Producer Eric Juhola introduced the film, “Broken Heart Land,” to an audience of friends, family members and supporters of the Harrington family in the museum’s auditorium.
The film is centered around the suicide of gay teenager Zack Harrington and the grief his family endured, but producer Jeremy Stulberg said these personal instances within this one family’s story frame broader themes that need to be addressed.
“Our intention is to create a welcoming environment for everybody,” Juhola said as he opened the screening.
Vignettes of Zack’s diary entries, found by his mother after his death, framed his struggles as a gay teenager in a community divided on the opinions of homosexuality, leaving entries behind that illustrated the emotional struggles and thoughts of an individual in the shadows of political tensions.

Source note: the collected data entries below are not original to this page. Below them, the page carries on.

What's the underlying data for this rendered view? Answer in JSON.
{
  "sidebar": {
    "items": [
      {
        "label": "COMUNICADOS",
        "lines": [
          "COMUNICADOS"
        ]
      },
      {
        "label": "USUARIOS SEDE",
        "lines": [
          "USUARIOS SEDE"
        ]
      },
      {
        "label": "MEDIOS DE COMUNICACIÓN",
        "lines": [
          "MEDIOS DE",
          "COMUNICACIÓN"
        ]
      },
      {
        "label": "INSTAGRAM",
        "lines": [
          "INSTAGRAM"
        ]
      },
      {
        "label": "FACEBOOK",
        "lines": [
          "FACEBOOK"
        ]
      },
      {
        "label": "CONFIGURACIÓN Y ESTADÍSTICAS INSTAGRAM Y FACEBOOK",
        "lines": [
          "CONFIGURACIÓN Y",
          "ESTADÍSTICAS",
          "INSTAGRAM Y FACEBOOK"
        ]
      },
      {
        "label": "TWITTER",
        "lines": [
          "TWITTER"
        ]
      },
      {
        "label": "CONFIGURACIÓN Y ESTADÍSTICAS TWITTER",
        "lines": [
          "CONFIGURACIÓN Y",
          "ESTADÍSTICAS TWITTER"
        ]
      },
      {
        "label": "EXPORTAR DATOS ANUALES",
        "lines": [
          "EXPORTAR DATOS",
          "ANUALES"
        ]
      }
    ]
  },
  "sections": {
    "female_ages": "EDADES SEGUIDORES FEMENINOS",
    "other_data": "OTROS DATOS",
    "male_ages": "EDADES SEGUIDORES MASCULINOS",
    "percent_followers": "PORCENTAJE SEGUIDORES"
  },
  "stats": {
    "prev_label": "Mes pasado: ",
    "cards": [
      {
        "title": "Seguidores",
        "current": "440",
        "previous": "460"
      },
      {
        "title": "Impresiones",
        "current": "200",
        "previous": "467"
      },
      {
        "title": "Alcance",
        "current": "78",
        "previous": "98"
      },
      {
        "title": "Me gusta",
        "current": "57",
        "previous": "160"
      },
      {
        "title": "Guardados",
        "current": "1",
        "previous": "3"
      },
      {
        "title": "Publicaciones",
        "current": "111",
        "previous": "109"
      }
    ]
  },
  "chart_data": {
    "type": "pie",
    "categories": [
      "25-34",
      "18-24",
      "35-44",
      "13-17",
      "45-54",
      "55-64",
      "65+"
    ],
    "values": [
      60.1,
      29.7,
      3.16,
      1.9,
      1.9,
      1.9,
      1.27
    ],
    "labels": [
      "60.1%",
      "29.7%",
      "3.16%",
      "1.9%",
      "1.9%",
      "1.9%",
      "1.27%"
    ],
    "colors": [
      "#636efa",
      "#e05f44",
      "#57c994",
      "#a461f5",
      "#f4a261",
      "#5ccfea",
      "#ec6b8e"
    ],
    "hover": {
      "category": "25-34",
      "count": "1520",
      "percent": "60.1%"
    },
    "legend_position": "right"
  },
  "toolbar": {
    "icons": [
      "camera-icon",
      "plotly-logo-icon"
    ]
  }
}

On October 5, 2010, Zack’s father, Van, found his son slumped over in their Norman home and said he knew something was terribly wrong. This documentary follows the family’s journey through grief and politics that resulted in a family of newly inspired activists.
After meeting the Stulberg siblings and directors of the film, Van said a family discussion decided the fate of the documentary once the idea was introduced.
“Almost immediately, I wished I could share this,” Van said, about his family’s experience. “When they came and asked us if we wanted to do the film, that opened up a door for me. As an individual, you don’t have the power to do that. It takes an effort of everybody close to you, and they gave us the greatest opportunity.”
Zack’s parents said this experience has strengthened their faith and changed their political views. Raised in Norman and on Republican ideals, Nancy said Zack’s incident challenged the ideals she had known all her life.